“People need somebody to trust in a pandemic,” says Dr Norman Swan, one of Australia’s leading voices on all things coronavirus.
And for the moment, in Victoria, that somebody appears to be Premier Daniel Andrews.
Despite mistakes, the very recent departure of his health minister and enforcing some of the strictest lockdown rules in the world, Andrews has somehow held a steady 62 per cent approval rating through the pandemic.
But take a look at history, says Swan, and you could conclude support for Andrews’ is soft.
“I don’t think a single government was re-elected after the 1918-1919 (flu) pandemic,” Swan told Macleay College journalism students in a guest lecture via Zoom. “Winston Churchill was chucked out at the end of World War II after reportedly saving Britain.
“People shift their allegiances. So whilst this is on, people will cling and trust. But will that last? I don’t know.”
Scrutiny around the Andrews government’s handling of COVID-19 has raged in recent weeks. Sporadic anti-mask protests lead the evening news while local, inter-state and national media all chime in on what caused Victoria’s second wave.
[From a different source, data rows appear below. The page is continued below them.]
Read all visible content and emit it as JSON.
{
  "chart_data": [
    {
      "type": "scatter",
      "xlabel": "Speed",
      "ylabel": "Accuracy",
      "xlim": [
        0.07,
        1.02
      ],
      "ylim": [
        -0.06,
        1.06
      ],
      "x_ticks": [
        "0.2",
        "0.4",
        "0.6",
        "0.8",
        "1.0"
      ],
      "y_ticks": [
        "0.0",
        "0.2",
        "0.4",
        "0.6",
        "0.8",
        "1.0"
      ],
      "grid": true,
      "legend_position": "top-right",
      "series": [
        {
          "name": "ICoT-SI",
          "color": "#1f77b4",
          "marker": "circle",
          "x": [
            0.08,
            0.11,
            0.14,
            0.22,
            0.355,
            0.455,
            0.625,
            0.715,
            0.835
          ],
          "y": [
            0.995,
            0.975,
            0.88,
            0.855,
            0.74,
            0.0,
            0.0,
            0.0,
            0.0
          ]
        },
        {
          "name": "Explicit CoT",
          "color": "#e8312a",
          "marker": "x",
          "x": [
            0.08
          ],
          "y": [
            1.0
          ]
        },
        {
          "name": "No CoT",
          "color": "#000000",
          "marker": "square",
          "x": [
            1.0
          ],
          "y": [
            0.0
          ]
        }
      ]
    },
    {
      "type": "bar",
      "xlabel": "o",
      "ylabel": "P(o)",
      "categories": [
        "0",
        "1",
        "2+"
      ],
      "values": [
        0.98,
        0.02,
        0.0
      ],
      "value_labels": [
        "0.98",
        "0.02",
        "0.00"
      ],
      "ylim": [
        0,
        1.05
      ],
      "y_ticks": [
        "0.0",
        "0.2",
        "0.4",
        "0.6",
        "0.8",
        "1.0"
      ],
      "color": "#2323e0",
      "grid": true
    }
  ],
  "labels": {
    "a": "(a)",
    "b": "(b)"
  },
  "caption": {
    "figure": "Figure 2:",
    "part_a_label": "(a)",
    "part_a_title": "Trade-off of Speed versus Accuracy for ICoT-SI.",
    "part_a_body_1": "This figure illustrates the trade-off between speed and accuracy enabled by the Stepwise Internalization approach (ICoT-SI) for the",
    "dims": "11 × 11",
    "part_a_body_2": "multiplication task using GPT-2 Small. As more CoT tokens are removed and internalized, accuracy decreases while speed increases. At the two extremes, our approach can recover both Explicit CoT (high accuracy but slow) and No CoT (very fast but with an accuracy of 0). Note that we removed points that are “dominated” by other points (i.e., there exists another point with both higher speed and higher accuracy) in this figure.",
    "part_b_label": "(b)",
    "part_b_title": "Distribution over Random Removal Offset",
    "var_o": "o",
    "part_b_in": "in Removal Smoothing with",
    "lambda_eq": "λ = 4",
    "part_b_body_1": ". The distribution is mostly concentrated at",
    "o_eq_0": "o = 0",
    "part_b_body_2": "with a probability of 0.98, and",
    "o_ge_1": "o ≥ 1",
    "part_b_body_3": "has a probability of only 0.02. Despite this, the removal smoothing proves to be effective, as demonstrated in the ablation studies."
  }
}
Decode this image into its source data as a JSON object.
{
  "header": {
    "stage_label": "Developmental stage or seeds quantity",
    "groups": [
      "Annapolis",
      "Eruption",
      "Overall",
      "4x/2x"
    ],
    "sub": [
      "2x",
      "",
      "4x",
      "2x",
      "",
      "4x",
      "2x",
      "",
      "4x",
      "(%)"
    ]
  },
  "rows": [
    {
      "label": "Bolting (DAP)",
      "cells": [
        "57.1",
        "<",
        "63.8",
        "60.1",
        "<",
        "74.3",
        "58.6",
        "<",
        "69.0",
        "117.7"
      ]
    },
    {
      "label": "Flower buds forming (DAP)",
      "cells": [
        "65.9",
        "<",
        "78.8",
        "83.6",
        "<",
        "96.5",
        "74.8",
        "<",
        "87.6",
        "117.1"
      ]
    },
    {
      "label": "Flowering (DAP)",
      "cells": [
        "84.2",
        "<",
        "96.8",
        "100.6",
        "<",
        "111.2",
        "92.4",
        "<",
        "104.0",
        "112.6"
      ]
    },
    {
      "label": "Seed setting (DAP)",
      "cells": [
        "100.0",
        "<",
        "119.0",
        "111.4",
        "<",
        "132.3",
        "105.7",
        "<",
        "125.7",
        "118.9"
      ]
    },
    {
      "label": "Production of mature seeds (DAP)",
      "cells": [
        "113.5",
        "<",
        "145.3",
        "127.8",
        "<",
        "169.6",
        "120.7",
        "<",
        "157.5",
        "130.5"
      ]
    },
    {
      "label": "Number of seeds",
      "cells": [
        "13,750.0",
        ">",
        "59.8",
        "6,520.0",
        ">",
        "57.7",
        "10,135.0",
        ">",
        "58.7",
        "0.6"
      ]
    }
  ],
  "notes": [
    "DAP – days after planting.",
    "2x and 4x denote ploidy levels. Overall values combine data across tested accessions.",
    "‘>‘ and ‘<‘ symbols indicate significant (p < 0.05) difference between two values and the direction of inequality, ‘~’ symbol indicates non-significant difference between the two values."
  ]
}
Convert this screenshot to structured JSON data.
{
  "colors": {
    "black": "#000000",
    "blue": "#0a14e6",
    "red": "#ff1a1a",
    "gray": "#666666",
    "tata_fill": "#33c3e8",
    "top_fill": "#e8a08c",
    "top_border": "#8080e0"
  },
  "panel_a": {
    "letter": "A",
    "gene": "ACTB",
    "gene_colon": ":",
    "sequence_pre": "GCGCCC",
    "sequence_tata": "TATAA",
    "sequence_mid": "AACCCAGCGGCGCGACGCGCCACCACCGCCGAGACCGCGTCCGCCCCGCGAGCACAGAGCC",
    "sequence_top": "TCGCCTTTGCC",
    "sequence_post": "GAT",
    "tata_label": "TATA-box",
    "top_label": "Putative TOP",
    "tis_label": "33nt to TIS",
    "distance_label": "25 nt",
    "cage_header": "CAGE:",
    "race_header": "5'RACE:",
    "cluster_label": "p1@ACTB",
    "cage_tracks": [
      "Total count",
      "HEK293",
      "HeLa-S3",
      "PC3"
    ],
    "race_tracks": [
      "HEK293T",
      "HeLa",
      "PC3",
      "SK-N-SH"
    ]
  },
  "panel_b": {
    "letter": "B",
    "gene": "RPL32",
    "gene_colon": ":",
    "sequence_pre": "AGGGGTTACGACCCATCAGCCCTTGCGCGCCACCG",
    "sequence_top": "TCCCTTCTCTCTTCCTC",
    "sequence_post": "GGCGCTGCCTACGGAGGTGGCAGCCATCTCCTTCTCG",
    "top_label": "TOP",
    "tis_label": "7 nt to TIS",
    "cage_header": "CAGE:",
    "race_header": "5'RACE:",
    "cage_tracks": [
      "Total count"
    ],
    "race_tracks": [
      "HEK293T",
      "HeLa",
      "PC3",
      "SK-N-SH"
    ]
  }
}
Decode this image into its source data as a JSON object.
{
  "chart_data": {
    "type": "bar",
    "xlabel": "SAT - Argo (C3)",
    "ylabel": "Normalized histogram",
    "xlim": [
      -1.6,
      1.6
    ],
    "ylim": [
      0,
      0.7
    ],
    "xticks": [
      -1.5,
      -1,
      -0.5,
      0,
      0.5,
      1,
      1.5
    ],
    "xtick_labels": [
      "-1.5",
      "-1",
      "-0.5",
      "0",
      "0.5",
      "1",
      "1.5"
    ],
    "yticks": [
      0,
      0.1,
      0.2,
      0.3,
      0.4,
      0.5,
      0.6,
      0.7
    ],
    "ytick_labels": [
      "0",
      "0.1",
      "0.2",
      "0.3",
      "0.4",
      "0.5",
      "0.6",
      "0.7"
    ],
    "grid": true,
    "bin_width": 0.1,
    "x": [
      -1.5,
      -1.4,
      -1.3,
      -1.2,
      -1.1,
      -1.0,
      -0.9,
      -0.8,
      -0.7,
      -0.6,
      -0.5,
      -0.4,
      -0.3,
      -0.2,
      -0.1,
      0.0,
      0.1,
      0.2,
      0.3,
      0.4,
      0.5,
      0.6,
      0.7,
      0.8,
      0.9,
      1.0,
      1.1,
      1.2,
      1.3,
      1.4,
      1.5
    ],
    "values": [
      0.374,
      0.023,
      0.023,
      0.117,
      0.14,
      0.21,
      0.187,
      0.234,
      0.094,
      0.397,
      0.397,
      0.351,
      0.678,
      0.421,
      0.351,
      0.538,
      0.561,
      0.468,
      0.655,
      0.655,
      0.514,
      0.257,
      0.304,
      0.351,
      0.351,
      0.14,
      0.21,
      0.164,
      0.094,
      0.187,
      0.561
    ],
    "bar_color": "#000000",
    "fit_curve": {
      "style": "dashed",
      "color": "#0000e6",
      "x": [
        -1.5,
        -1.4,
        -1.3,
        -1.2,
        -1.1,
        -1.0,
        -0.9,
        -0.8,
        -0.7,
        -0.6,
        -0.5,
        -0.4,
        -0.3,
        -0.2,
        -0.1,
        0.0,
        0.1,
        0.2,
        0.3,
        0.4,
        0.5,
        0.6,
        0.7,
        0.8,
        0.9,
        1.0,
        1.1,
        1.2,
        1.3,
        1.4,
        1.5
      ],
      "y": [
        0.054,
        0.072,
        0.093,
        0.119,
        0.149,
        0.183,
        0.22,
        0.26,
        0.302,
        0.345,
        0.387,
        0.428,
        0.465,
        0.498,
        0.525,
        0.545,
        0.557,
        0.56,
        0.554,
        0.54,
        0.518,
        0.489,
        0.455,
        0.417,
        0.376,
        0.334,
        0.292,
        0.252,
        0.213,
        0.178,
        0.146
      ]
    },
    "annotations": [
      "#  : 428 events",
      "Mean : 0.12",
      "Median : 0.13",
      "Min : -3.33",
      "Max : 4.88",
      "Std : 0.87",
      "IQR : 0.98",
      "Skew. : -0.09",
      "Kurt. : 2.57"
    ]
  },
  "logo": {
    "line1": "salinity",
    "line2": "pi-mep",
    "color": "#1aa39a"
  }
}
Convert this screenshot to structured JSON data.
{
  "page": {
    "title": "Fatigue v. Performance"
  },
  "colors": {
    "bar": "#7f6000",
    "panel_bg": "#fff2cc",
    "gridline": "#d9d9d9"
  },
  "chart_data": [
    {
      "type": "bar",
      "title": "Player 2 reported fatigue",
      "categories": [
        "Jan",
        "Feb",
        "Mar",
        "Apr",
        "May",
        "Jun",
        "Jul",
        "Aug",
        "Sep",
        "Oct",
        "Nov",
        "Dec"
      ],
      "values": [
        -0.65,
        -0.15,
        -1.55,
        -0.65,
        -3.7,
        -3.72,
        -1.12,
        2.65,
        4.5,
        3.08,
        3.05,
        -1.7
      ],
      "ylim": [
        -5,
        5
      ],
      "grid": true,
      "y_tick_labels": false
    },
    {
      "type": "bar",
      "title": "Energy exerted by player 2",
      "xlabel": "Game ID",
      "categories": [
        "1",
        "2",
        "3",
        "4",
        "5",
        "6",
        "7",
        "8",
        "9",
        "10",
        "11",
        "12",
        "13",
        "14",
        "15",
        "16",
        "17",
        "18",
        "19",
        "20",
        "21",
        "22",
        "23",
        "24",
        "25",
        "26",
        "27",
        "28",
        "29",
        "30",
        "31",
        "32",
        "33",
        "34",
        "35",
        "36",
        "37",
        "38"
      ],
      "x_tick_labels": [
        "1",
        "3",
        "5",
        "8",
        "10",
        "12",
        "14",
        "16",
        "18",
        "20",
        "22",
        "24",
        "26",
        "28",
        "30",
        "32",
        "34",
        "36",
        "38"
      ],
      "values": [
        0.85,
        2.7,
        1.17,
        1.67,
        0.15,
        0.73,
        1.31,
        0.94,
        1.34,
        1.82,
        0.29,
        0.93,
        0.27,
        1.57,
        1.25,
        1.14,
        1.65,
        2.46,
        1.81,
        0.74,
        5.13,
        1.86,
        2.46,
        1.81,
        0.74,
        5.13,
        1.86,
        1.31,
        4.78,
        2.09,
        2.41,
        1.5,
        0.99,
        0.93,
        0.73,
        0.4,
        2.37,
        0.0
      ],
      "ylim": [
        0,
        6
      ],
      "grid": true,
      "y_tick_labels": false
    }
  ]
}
Under the harshest spotlight is the decision to use private security guards in hotel quarantine, which has been the subject of an inquiry that wrapped up hearings on Friday.
And letters released under Freedom of Information have added to growing claims the Victorian Premier wasn’t truthful about how decisions were made.
“Victoria looks as if it’s been transparent, but it hasn’t been, and aspects of that might be deliberate,” said Swan.
“They were not transparent. They were contradictory. And people lost trust.”
Despite that loss of trust, public sentiment remains firmly with Andrews and Victoria’s Chief Health Officer, Brett Sutton.
“It’s like a child and your parents,” Swan said.
“If you don’t know where your parents are, or your parent is sick, you start fearing for your future because you’ve got no parents to care for you.”
And whatever mistakes are revealed by the inquiry into hotel quarantine, Swan believes Andrews’ regular presence and daily briefings is providing a sense of stability.
“To his credit, he’s been there every day, he’s working hard, he obviously cares,” Swan said.
“(He’s) doing his best in a bad situation, and doing the right thing is saying, ‘OK, shit happened, we’ll work out why shit happened’.”
Swan says Victoria needs to look to NSW and its more decentralised healthcare model. Victoria has more than 80 different hospital systems, compared to just 18 in NSW, which can more effectively look after individual catchments and, in the case of COVID-19, more efficiently manage local outbreaks.
“Victoria has had a crap system,” Swan said. “Victoria for years, decades, has believed they’ve got the best health system in Australia. And they don’t.”
“A modern state looks after its people. And it looks after its people by trying to integrate population health, with hospital care and a fragmented system.”
Since joining the ABC in 1982, Swan has emerged as one of Australia’s most trusted health experts, especially during the recent COVID-19 pandemic. The Walkley Award-winning journalist is the presenter of Radio National’s Health Report and co-host of the popular Coronacast podcast with Tegan Taylor.